La cour répond négativement à la demande de réception, retenant comme critère exclusif l’habitabilité effective, et en déduit l’impossibilité de mobiliser la garantie décennale. Elle confirme et ajuste la répartition des responsabilités en retenant des fautes de conception et de suivi à la charge du maître d’œuvre, tout en rappelant que « Le partage de responsabilité ne vaut qu’entre codébiteurs ». Elle admet enfin la mobilisation d’une garantie de responsabilité civile déclenchée par la réclamation, au regard des stipulations contractuelles et des articles L124-5 et R124-2 du Code des assurances.

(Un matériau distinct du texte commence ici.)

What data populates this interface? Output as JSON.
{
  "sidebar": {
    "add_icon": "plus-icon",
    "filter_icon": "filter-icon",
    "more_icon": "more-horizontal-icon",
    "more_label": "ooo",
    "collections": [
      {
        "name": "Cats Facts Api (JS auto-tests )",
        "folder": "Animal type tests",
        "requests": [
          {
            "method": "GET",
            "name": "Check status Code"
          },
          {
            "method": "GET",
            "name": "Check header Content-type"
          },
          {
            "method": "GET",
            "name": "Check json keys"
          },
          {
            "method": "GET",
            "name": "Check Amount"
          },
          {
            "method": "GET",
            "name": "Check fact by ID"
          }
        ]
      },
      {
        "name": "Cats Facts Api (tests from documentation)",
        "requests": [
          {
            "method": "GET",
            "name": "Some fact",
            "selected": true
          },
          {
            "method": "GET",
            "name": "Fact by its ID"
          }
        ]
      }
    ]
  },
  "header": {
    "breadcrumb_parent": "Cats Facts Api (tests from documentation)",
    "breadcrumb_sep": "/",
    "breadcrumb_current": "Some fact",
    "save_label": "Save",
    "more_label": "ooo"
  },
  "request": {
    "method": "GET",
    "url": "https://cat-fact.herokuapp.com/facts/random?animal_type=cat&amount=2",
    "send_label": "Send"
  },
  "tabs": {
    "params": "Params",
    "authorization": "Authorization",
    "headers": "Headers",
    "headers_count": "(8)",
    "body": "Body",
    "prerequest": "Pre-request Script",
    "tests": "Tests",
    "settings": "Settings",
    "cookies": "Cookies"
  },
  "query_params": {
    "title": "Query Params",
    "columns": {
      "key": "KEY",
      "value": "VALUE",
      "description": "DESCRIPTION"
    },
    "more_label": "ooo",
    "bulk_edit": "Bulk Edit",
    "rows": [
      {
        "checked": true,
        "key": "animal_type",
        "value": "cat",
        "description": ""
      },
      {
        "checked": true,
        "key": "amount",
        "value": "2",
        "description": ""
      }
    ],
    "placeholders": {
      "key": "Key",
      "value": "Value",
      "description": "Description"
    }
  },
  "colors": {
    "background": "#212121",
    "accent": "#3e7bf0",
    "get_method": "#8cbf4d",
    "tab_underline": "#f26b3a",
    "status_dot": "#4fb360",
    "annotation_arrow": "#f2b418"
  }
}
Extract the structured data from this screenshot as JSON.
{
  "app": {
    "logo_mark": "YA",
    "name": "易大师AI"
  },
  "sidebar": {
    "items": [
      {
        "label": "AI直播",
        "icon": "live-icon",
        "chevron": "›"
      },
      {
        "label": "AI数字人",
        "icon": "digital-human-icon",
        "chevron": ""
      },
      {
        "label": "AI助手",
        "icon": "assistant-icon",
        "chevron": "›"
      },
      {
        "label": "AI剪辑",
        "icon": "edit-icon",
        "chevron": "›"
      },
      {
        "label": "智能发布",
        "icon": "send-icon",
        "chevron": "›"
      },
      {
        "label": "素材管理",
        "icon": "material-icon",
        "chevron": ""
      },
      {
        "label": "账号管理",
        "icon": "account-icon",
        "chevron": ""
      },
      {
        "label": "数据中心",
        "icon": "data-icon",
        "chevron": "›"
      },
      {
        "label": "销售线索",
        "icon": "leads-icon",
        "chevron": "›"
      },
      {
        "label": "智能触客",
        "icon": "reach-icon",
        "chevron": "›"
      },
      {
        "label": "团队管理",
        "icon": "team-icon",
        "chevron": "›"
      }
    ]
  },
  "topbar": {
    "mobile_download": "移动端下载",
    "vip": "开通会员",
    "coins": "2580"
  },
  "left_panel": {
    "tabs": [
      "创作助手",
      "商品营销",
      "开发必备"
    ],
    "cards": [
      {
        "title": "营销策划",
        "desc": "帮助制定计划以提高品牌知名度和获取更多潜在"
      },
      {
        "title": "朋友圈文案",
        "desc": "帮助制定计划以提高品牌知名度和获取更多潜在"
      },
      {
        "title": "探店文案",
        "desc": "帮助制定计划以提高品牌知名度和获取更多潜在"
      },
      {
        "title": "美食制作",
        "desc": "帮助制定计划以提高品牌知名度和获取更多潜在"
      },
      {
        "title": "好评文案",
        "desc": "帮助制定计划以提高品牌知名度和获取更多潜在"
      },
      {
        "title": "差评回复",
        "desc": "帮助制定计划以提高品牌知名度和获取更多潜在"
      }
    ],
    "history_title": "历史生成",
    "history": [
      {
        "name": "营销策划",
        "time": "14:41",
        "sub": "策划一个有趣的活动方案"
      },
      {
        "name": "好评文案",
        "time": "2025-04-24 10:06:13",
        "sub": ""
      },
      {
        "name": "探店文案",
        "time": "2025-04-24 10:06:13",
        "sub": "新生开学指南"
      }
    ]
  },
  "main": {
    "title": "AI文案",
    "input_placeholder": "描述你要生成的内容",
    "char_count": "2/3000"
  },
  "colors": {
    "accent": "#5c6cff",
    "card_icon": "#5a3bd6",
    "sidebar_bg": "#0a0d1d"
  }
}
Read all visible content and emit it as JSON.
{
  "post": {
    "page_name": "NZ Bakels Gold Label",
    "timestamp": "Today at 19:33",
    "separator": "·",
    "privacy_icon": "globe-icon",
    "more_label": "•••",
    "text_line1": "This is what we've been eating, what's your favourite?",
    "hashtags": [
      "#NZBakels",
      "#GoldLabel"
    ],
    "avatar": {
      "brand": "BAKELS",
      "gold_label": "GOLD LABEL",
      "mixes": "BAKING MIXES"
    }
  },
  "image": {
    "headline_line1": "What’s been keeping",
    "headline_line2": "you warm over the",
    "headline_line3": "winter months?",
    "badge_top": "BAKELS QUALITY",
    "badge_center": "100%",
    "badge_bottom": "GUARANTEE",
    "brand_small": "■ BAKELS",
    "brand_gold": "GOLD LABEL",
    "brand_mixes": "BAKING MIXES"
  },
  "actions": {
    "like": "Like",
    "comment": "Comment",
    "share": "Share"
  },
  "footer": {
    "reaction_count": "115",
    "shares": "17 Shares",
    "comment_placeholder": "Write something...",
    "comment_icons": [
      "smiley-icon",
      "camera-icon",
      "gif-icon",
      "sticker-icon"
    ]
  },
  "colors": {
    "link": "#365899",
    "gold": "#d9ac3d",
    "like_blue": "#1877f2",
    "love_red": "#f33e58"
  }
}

I. Le refus de la réception judiciaire et ses effets

A. Le critère exclusif d’habitabilité et l’écartement de la réception par lots
La cour rappelle que « Pour que la réception judiciaire soit prononcée, il faut que l’immeuble soit en état d’être reçu, ce qui signifie être effectivement habitable pour un immeuble d’habitation, peu important qu’il soit habité ou non. » Elle ajoute sobrement : « Il s’agit du seul critère à prendre en considération. » L’office du juge consiste donc à apprécier l’habitabilité globale à la date proposée, et non l’état d’achèvement d’un lot isolé.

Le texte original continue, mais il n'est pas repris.